Wednesday, March 27, 2024

Edgy and interesting

Every once in a while, one of the best things about a book are its footnotes. That's how I felt about Tina Nguyen's The MAGA Diaries: My Surreal Adventures Inside the Right-Wing (And How I Got Out). Rather than burden her text with explications of the catalogue of right-wing think-tanks, conferences, and media outlets that she wandered through in her early career, she simply footnotes explanations. She knows most readers don't keep this map of right infrastructure in our heads.

(Okay -- to a considerable extent I do carry this stuff in my head, because I was employed when Nguyen was still a small child by a left think-tank that tracked those rabbit holes. Many are still the same outfits, but with new names. The personnel migrate. But such familiarity is rare where I come from.)
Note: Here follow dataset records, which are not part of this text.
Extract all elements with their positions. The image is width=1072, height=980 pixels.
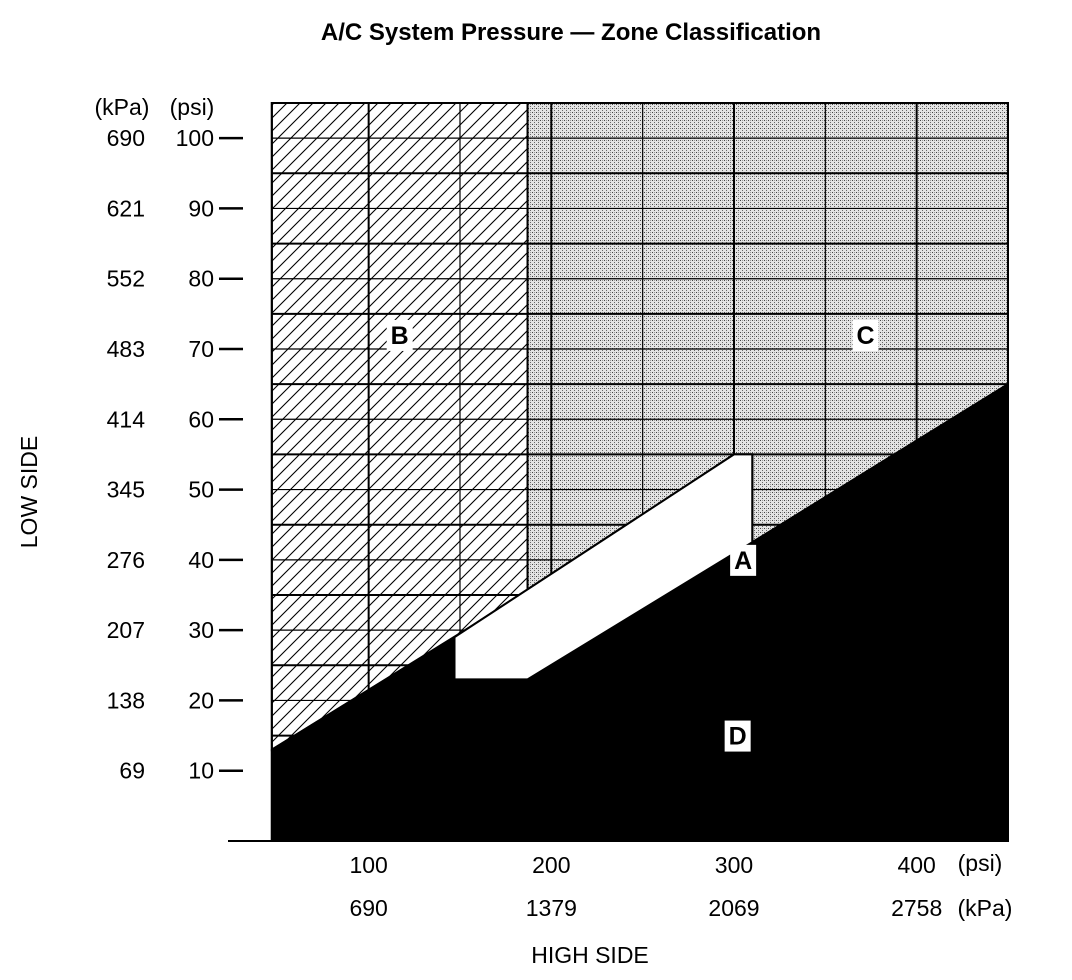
y-unit-kpa: (kPa) bbox=[95, 94, 150, 120]
x-tick-label-kpa: 1379 bbox=[526, 895, 577, 921]
x-tick-label-psi: 300 bbox=[715, 852, 753, 878]
zone-c-label-bg bbox=[852, 319, 879, 351]
y-tick-label-psi: 70 bbox=[188, 336, 214, 362]
x-tick-label-kpa: 690 bbox=[349, 895, 387, 921]
zone-a-label: A bbox=[734, 547, 752, 575]
grid-layer bbox=[270, 102, 1009, 842]
x-tick-label-kpa: 2069 bbox=[708, 895, 759, 921]
zone-d-label: D bbox=[729, 723, 747, 751]
y-tick-label-kpa: 345 bbox=[107, 477, 145, 503]
x-tick-label-psi: 400 bbox=[897, 852, 935, 878]
label-layer: A B C D bbox=[386, 319, 879, 752]
y-tick-label-psi: 50 bbox=[188, 477, 214, 503]
zone-b-label: B bbox=[391, 322, 409, 350]
chart-title: A/C System Pressure — Zone Classificatio… bbox=[321, 19, 821, 46]
y-tick-label-kpa: 138 bbox=[107, 687, 145, 713]
x-tick-label-kpa: 2758 bbox=[891, 895, 942, 921]
y-tick-label-psi: 30 bbox=[188, 617, 214, 643]
y-tick-label-kpa: 414 bbox=[107, 406, 146, 432]
x-tick-label-psi: 100 bbox=[349, 852, 387, 878]
zone-b-label-bg bbox=[386, 319, 413, 351]
x-tick-label-psi: 200 bbox=[532, 852, 570, 878]
zone-a-label-bg bbox=[730, 544, 757, 576]
y-tick-label-kpa: 207 bbox=[107, 617, 145, 643]
y-tick-label-kpa: 69 bbox=[119, 758, 145, 784]
y-tick-label-psi: 80 bbox=[188, 266, 214, 292]
zone-d-label-bg bbox=[724, 720, 751, 752]
y-tick-label-psi: 40 bbox=[188, 547, 214, 573]
y-axis-title: LOW SIDE bbox=[16, 436, 42, 548]
y-tick-label-kpa: 621 bbox=[107, 195, 145, 221]
y-tick-label-psi: 100 bbox=[176, 125, 214, 151]
x-unit-psi: (psi) bbox=[958, 850, 1003, 876]
y-tick-label-psi: 90 bbox=[188, 195, 214, 221]
y-tick-label-psi: 20 bbox=[188, 687, 214, 713]
axis-layer: 10 69 20 138 30 207 40 276 50 345 60 414 70 483 80 552 9… bbox=[107, 125, 1008, 921]
y-tick-label-psi: 10 bbox=[188, 758, 214, 784]
x-axis-title: HIGH SIDE bbox=[531, 942, 649, 968]
x-unit-kpa: (kPa) bbox=[958, 895, 1013, 921]
y-tick-label-kpa: 552 bbox=[107, 266, 145, 292]
zone-a-overlay bbox=[453, 453, 754, 681]
y-tick-label-kpa: 690 bbox=[107, 125, 145, 151]
zone-c-label: C bbox=[856, 322, 874, 350]
y-tick-label-psi: 60 bbox=[188, 406, 214, 432]
y-tick-label-kpa: 483 bbox=[107, 336, 145, 362]
y-unit-psi: (psi) bbox=[170, 94, 215, 120]
y-tick-label-kpa: 276 bbox=[107, 547, 145, 573]
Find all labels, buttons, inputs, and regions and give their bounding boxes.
Nguyen explains the purpose of writing a memoir in her early 30s:
... if you are a liberal wondering why all this nativist populism seemed to come out of nowhere, to the point that it is on the precipice of subsuming American civic life, this book is for you. If you're a Republican who thought the GOP looked like a Mitt Romney paradise in 2012, believed that Trump was an aberration in 2016 and 2020, and have no idea why he's still a presence in 2024, this book is for you. ...
She disappointed her immigrant mother, Thanh Nguyen, by not getting into Harvard. A less than diligent student in high school at the private Milton Academy, she ended up following a boyfriend to Claremont McKenna in California with no idea she'd put herself on a conservative fast track that was invisible to world from which she came.
I'll give everyone else a pass on not knowing about the sheer scale of the right inside American civic life, because when I was a young conservative activist, I didn't know what they were trying to do either. Between 2008 and 2012 -- from college until my early twenties -- I was simply a politics nerd with an unnerving obsession with the US Constitution and American history, who dated an odd but highly ambitious conservative boy in high school and followed him to Claremont McKenna College, a renowned college with a notoriously conservative government department, and a deep affiliation with a right-wing think tank whose scholars and papers formed the backbone of the Trump doctrine.
From there I found some interesting internships through a local think tank, got involved in some weird ghoulish groups in Washington, DC, met Tucker Carlson, wanted to be Tucker Carlson, went to work for Tucker Carlson, experienced an identity crisis (as one does in their early twenties), and then left the movement to pursue a career in normal journalism (assisted by a nice favor from Tucker Carlson). In a bizarre twist, it brought me back to covering the movement ... when Donald Trump was elected. ...To the rest of the world, the things I'd taken for granted were actually obscure, esoteric, and hidden knowledge.
It's a convoluted story, but eventually she escaped the conservative news arena and has reported for Vanity Fair, Politico, and Puck, often covering Trump and the right wing boys emerging from the same swamp where she'd been nurtured. She writes it all with lingering amazement: these people are both formidable and a bit pathetic. She knows many of them are truly nuts; she's not convinced they won't someday take over America.

The warmest notes in the book are the descriptions of her mother, who pushed but also encouraged this strange American daughter to make a success of herself. When she was briefly hired by Tucker Carlson, her mother wondered:
"Oh, he's on television?" Mom asked. "You should ask him to help you get on TV. I think you'd be good on TV, like Connie Chung."
By the end of the book, her encouraging mother has died. Nguyen's book and still rising career seem a kind of memorial from a not very dutiful daughter who, perhaps, has made it in American journalism.